Marcelo Figueras
Tardé meses en comprarme el DVD de The Constant Gardener. La película me había dejado tan triste que tuve que hacer acopio de coraje. Pero al fin lo hice y volví a verla. Tanto o más que la primera vez, me pareció una película bellísima. Creo que no valoramos lo suficiente el hecho de que algunas de las mejores películas del último tiempo hayan sido dirigidas por latinoamericanos. Los amigos de Hollywood se las verían en figurillas para encontrar cuatro films suyos que estuviesen en el nivel de este Jardinero fiel dirigido por el brasileño Fernando Meirelles, de Children of Men (Adolfo Cuarón), de Babel (Alejandro González Iñárritu) y de El laberinto del fauno (Guillermo del Toro).
Basada en la novela homónima de John Le Carré –que no leí-, The Constant Gardener responde a los lineamientos del thriller internacional: un país africano (Kenia), una ex potencia colonial con intereses económicos en el lugar (Gran Bretaña) y el poder casi omnímodo de las compañías multinacionales, en este caso farmacéuticas, utilizando a los kenianos como conejillo de Indias para una medicina con la que planean ganar billones. Pero más allá de los ropajes del género que Le Carré cultiva, The Constant Gardener es en esencia una historia de amor: la del diplomático inglés Justin Quayle (Ralph Fiennes, que parece haber nacido para estos roles desgarrados de enamorado con mala pata) y su esposa Tessa (Rachel Weisz), una trabajadora social que decide hacer algo para impedir que la compañía farmacéutica siga matando kenianos –y al intentarlo desata las iras del monstruo, que tiene más cabezas que una hidra.

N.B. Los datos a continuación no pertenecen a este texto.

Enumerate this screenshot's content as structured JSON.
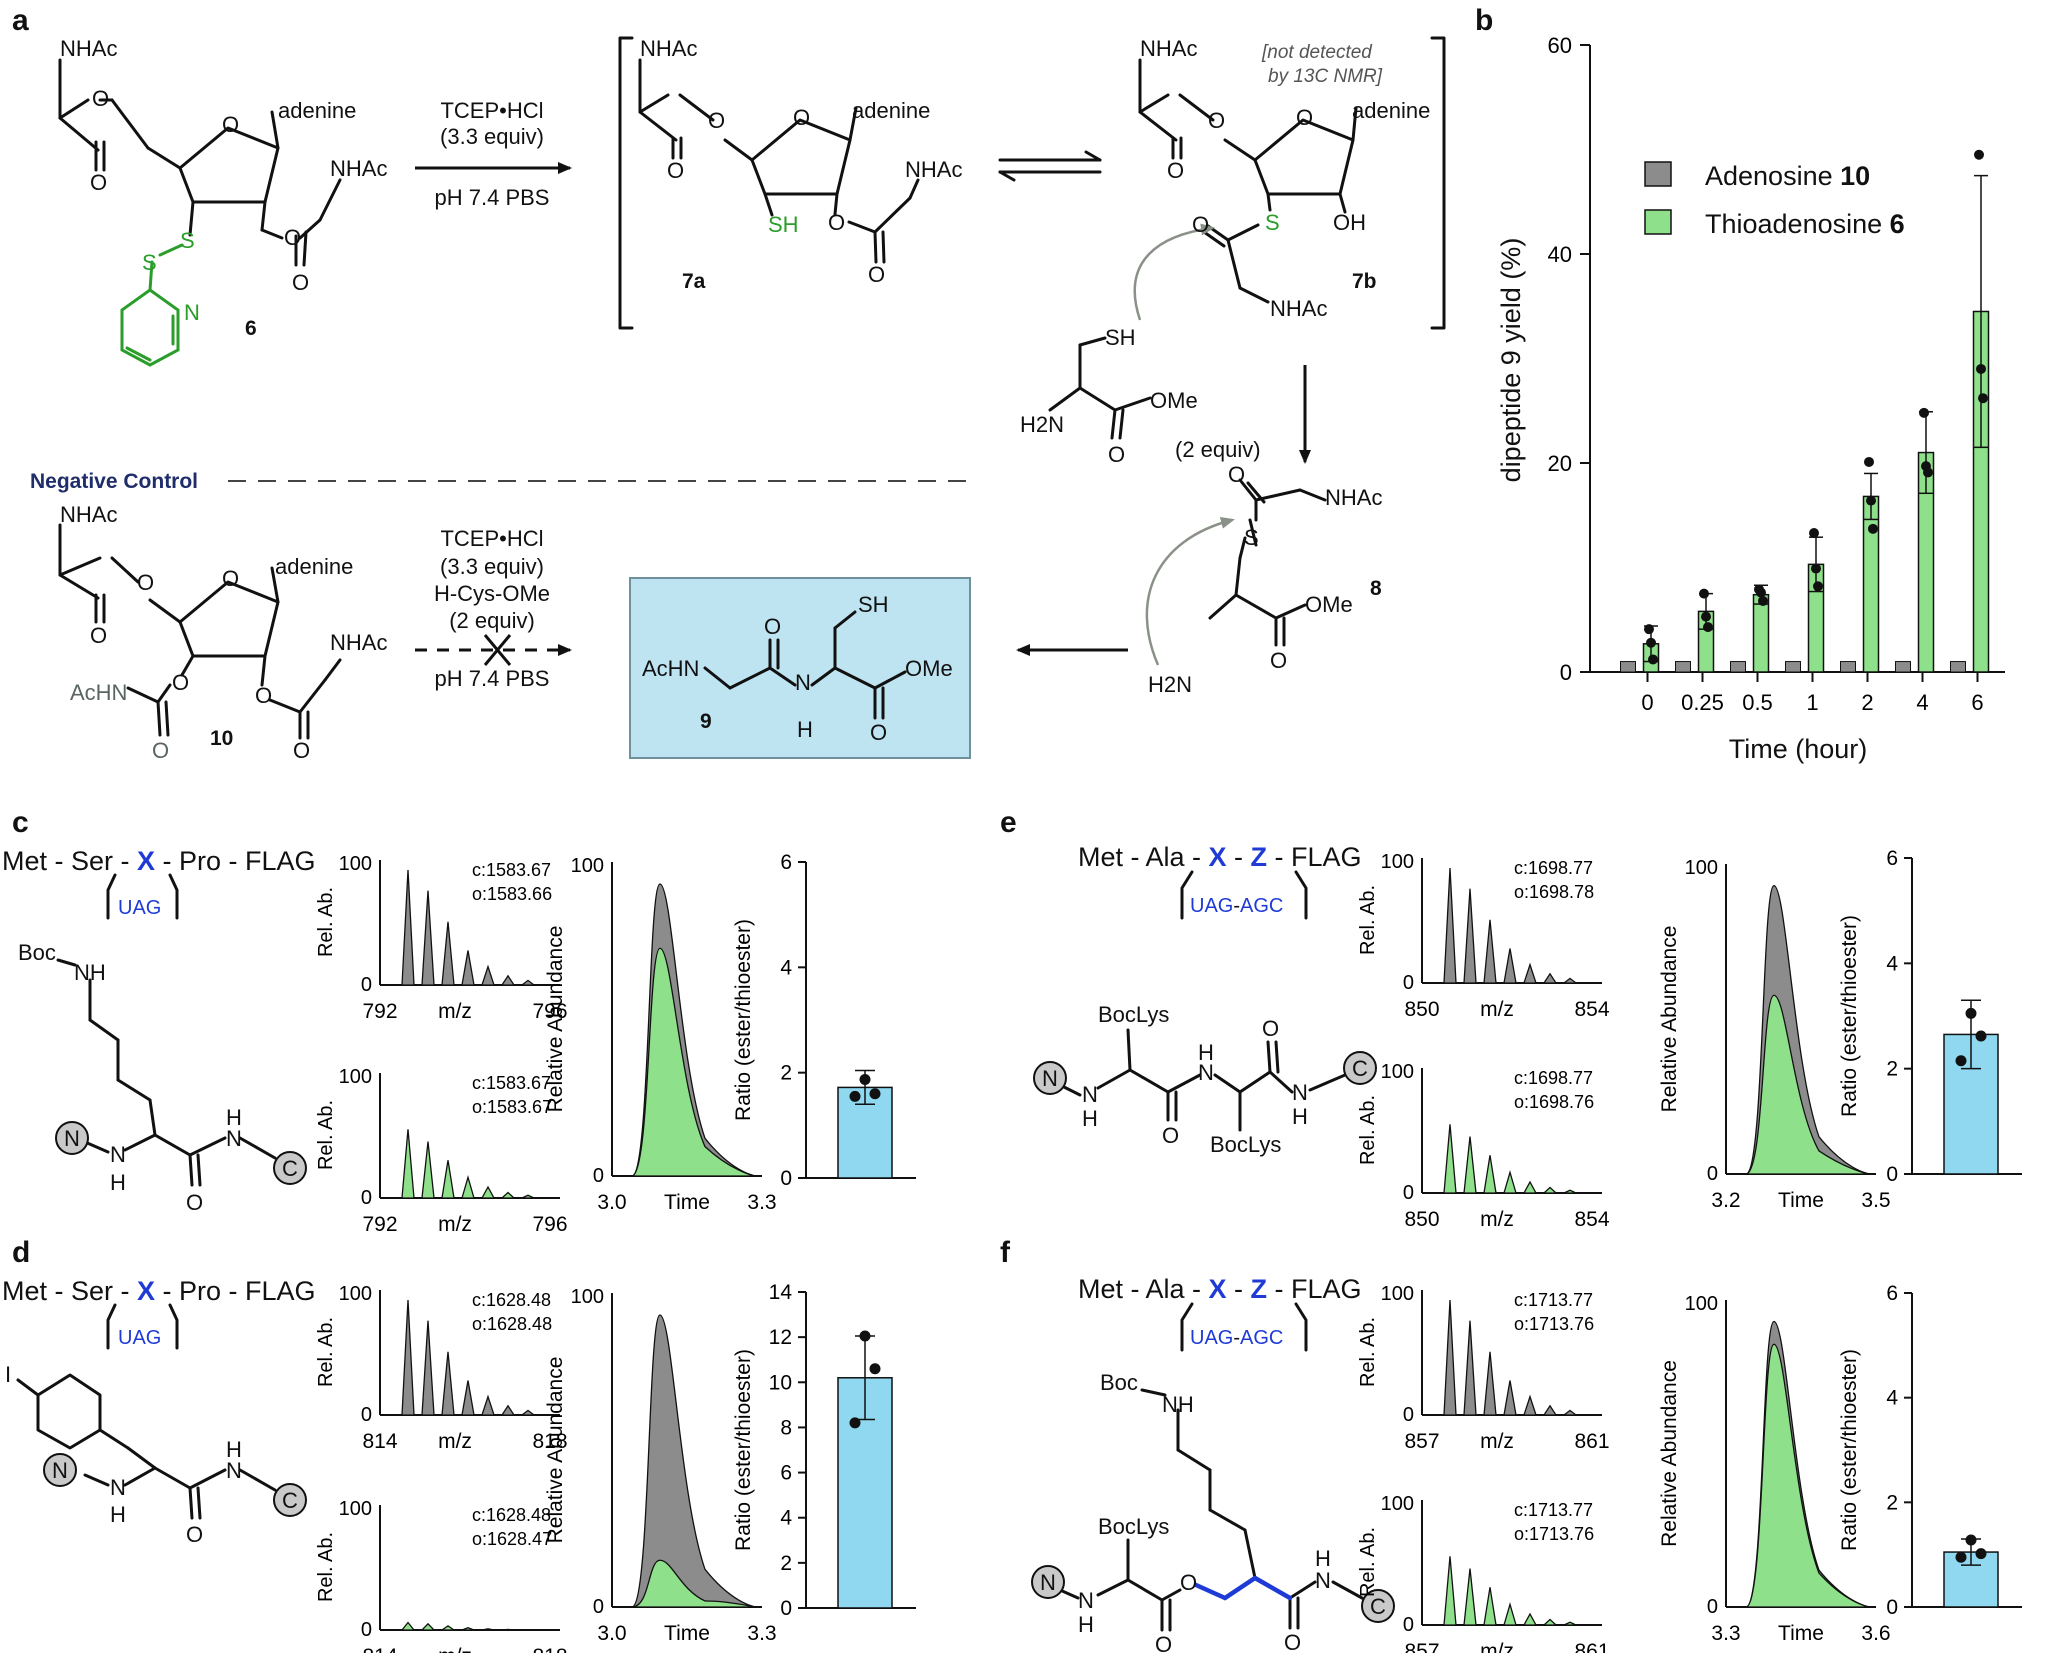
{
  "panels": {
    "a": "a",
    "b": "b",
    "c": "c",
    "d": "d",
    "e": "e",
    "f": "f"
  },
  "scheme": {
    "reagents_top": [
      "TCEP•HCl",
      "(3.3 equiv)",
      "pH 7.4 PBS"
    ],
    "reagents_bottom": [
      "TCEP•HCl",
      "(3.3 equiv)",
      "H-Cys-OMe",
      "(2 equiv)",
      "pH 7.4 PBS"
    ],
    "cys_equiv": "(2 equiv)",
    "not_detected": [
      "[not detected",
      "by 13C NMR]"
    ],
    "negative_control": "Negative Control",
    "labels": {
      "NHAc": "NHAc",
      "AcHN": "AcHN",
      "adenine": "adenine",
      "SH": "SH",
      "OH": "OH",
      "S": "S",
      "N": "N",
      "O": "O",
      "OMe": "OMe",
      "H2N": "H2N",
      "H": "H"
    },
    "compounds": {
      "c6": "6",
      "c7a": "7a",
      "c7b": "7b",
      "c8": "8",
      "c9": "9",
      "c10": "10"
    }
  },
  "panel_b": {
    "ylabel": "dipeptide 9 yield (%)",
    "xlabel": "Time (hour)",
    "legend": [
      "Adenosine 10",
      "Thioadenosine 6"
    ]
  },
  "panels_cdef": [
    {
      "id": "c",
      "sequence": [
        "Met - Ser - ",
        "X",
        " - Pro - FLAG"
      ],
      "codon": "UAG",
      "ms_label": "Rel. Ab.",
      "ms_axis": [
        "792",
        "m/z",
        "796"
      ],
      "ms_top": [
        "c:1583.67",
        "o:1583.66"
      ],
      "ms_bottom": [
        "c:1583.67",
        "o:1583.67"
      ],
      "chrom_ylabel": "Relative Abundance",
      "chrom_axis": [
        "3.0",
        "Time",
        "3.3"
      ],
      "ratio_ylabel": "Ratio (ester/thioester)"
    },
    {
      "id": "d",
      "sequence": [
        "Met - Ser - ",
        "X",
        " - Pro - FLAG"
      ],
      "codon": "UAG",
      "ms_label": "Rel. Ab.",
      "ms_axis": [
        "814",
        "m/z",
        "818"
      ],
      "ms_top": [
        "c:1628.48",
        "o:1628.48"
      ],
      "ms_bottom": [
        "c:1628.48",
        "o:1628.47"
      ],
      "chrom_ylabel": "Relative Abundance",
      "chrom_axis": [
        "3.0",
        "Time",
        "3.3"
      ],
      "ratio_ylabel": "Ratio (ester/thioester)"
    },
    {
      "id": "e",
      "sequence": [
        "Met - Ala - ",
        "X",
        " - ",
        "Z",
        " - FLAG"
      ],
      "codon": [
        "UAG",
        "-",
        "AGC"
      ],
      "ms_label": "Rel. Ab.",
      "ms_axis": [
        "850",
        "m/z",
        "854"
      ],
      "ms_top": [
        "c:1698.77",
        "o:1698.78"
      ],
      "ms_bottom": [
        "c:1698.77",
        "o:1698.76"
      ],
      "chrom_ylabel": "Relative Abundance",
      "chrom_axis": [
        "3.2",
        "Time",
        "3.5"
      ],
      "ratio_ylabel": "Ratio (ester/thioester)"
    },
    {
      "id": "f",
      "sequence": [
        "Met - Ala - ",
        "X",
        " - ",
        "Z",
        " - FLAG"
      ],
      "codon": [
        "UAG",
        "-",
        "AGC"
      ],
      "ms_label": "Rel. Ab.",
      "ms_axis": [
        "857",
        "m/z",
        "861"
      ],
      "ms_top": [
        "c:1713.77",
        "o:1713.76"
      ],
      "ms_bottom": [
        "c:1713.77",
        "o:1713.76"
      ],
      "chrom_ylabel": "Relative Abundance",
      "chrom_axis": [
        "3.3",
        "Time",
        "3.6"
      ],
      "ratio_ylabel": "Ratio (ester/thioester)"
    }
  ],
  "struct_labels": {
    "Boc": "Boc",
    "NH": "NH",
    "N": "N",
    "C": "C",
    "H": "H",
    "O": "O",
    "I": "I",
    "BocLys": "BocLys"
  },
  "chart_data": [
    {
      "type": "bar",
      "panel": "b",
      "categories": [
        "0",
        "0.25",
        "0.5",
        "1",
        "2",
        "4",
        "6"
      ],
      "series": [
        {
          "name": "Adenosine 10",
          "color": "#8c8c8c",
          "values": [
            1,
            1,
            1,
            1,
            1,
            1,
            1
          ]
        },
        {
          "name": "Thioadenosine 6",
          "color": "#8fe08a",
          "values": [
            2.7,
            5.8,
            7.4,
            10.3,
            16.8,
            21.0,
            34.5
          ],
          "error": [
            1.7,
            1.7,
            0.9,
            2.6,
            2.2,
            3.9,
            13.0
          ],
          "points": [
            [
              4.1,
              2.8,
              1.2
            ],
            [
              7.5,
              5.3,
              4.3
            ],
            [
              7.9,
              7.6,
              6.8
            ],
            [
              13.3,
              9.9,
              8.2
            ],
            [
              20.1,
              16.4,
              13.7
            ],
            [
              24.8,
              19.7,
              19.1
            ],
            [
              49.5,
              29.0,
              26.2
            ]
          ]
        }
      ],
      "xlabel": "Time (hour)",
      "ylabel": "dipeptide 9 yield (%)",
      "ylim": [
        0,
        60
      ],
      "yticks": [
        0,
        20,
        40,
        60
      ],
      "legend": "top-right"
    },
    {
      "type": "bar",
      "panel": "c",
      "categories": [
        ""
      ],
      "values": [
        1.72
      ],
      "error": [
        0.32
      ],
      "points": [
        1.87,
        1.6,
        1.55
      ],
      "ylabel": "Ratio (ester/thioester)",
      "ylim": [
        0,
        6
      ],
      "yticks": [
        0,
        2,
        4,
        6
      ],
      "color": "#8fd8ef"
    },
    {
      "type": "bar",
      "panel": "d",
      "categories": [
        ""
      ],
      "values": [
        10.2
      ],
      "error": [
        1.85
      ],
      "points": [
        12.05,
        10.6,
        8.2
      ],
      "ylabel": "Ratio (ester/thioester)",
      "ylim": [
        0,
        14
      ],
      "yticks": [
        0,
        2,
        4,
        6,
        8,
        10,
        12,
        14
      ],
      "color": "#8fd8ef"
    },
    {
      "type": "bar",
      "panel": "e",
      "categories": [
        ""
      ],
      "values": [
        2.65
      ],
      "error": [
        0.65
      ],
      "points": [
        3.05,
        2.62,
        2.15
      ],
      "ylabel": "Ratio (ester/thioester)",
      "ylim": [
        0,
        6
      ],
      "yticks": [
        0,
        2,
        4,
        6
      ],
      "color": "#8fd8ef"
    },
    {
      "type": "bar",
      "panel": "f",
      "categories": [
        ""
      ],
      "values": [
        1.05
      ],
      "error": [
        0.25
      ],
      "points": [
        1.28,
        1.02,
        0.95
      ],
      "ylabel": "Ratio (ester/thioester)",
      "ylim": [
        0,
        6
      ],
      "yticks": [
        0,
        2,
        4,
        6
      ],
      "color": "#8fd8ef"
    }
  ]
}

No es mi intención pasar por alto el tema político que The Constant Gardener plantea. Como ciudadano del Tercer Mundo, conozco de cerca los manejos de estas empresas todopoderosas que hacen estragos en nuestros países, tan faltos de controles legales y tan propensos a la corrupción. Pero me gustaría detenerme en el corazón de la película, porque a fin de cuentas es lo que la hace funcionar como funciona.
The Constant Gardener debe convencernos de que el apocado Quayle será capaz de desenmascarar una conspiración internacional, escapando una y otra vez a sus perseguidores y superándolos en ingenio. La única forma de que el relato nos convenza de que Quayle hará semejantes cosas sin convertirse en James Bond, pasa por su relación con Tessa. Quayle es apenas un hombre gris que de repente empieza a preguntar demasiado. Si decide perseverar a riesgo de su vida, es porque no sabe de qué otra forma seguir amando a Tessa que no sea la de completar su labor, terminar lo que ella dejó inconcluso; más allá de ese deseo, nada importa ni importará ya.
La película resulta tan conmovedora porque las escenas de intimidad entre Justin y Tessa son pura luz. Créanme, debe haber pocas cosas más difíciles en el terreno de lo narrativo que transmitir que dos personas se conocen y se aman de verdad en tan sólo unos segundos de película. Los escritores de una novela o de un cuento pueden volver a esas páginas todas las veces que sea necesario, durante años incluso, hasta que les queden bien. Un equipo de filmación tiene tan sólo unas pocas horas para lograrlo. Es mérito de Meirelles, de Fiennes y de Weisz (radiante como nunca, la pediría en matrimonio si no estuviese ya casada), del guionista Jeffrey Caine, del director de fotografía César Charlone y de todo el equipo el haber producido algo tan bello jugando contra el reloj. Se trata de escenas mínimas, de esas que cualquiera tiende a soslayar porque no avanzan la trama: una ocurre en la cama, otra en el baño. Pero narran el amor de Justin y Tessa con tanta verdad, que el espectador no duda que de estar en el sitial de Quayle haría lo mismo, ni más ni menos: cualquier cosa con tal de mantener viva la flama de la relación, un romance de esos con los que todos soñamos.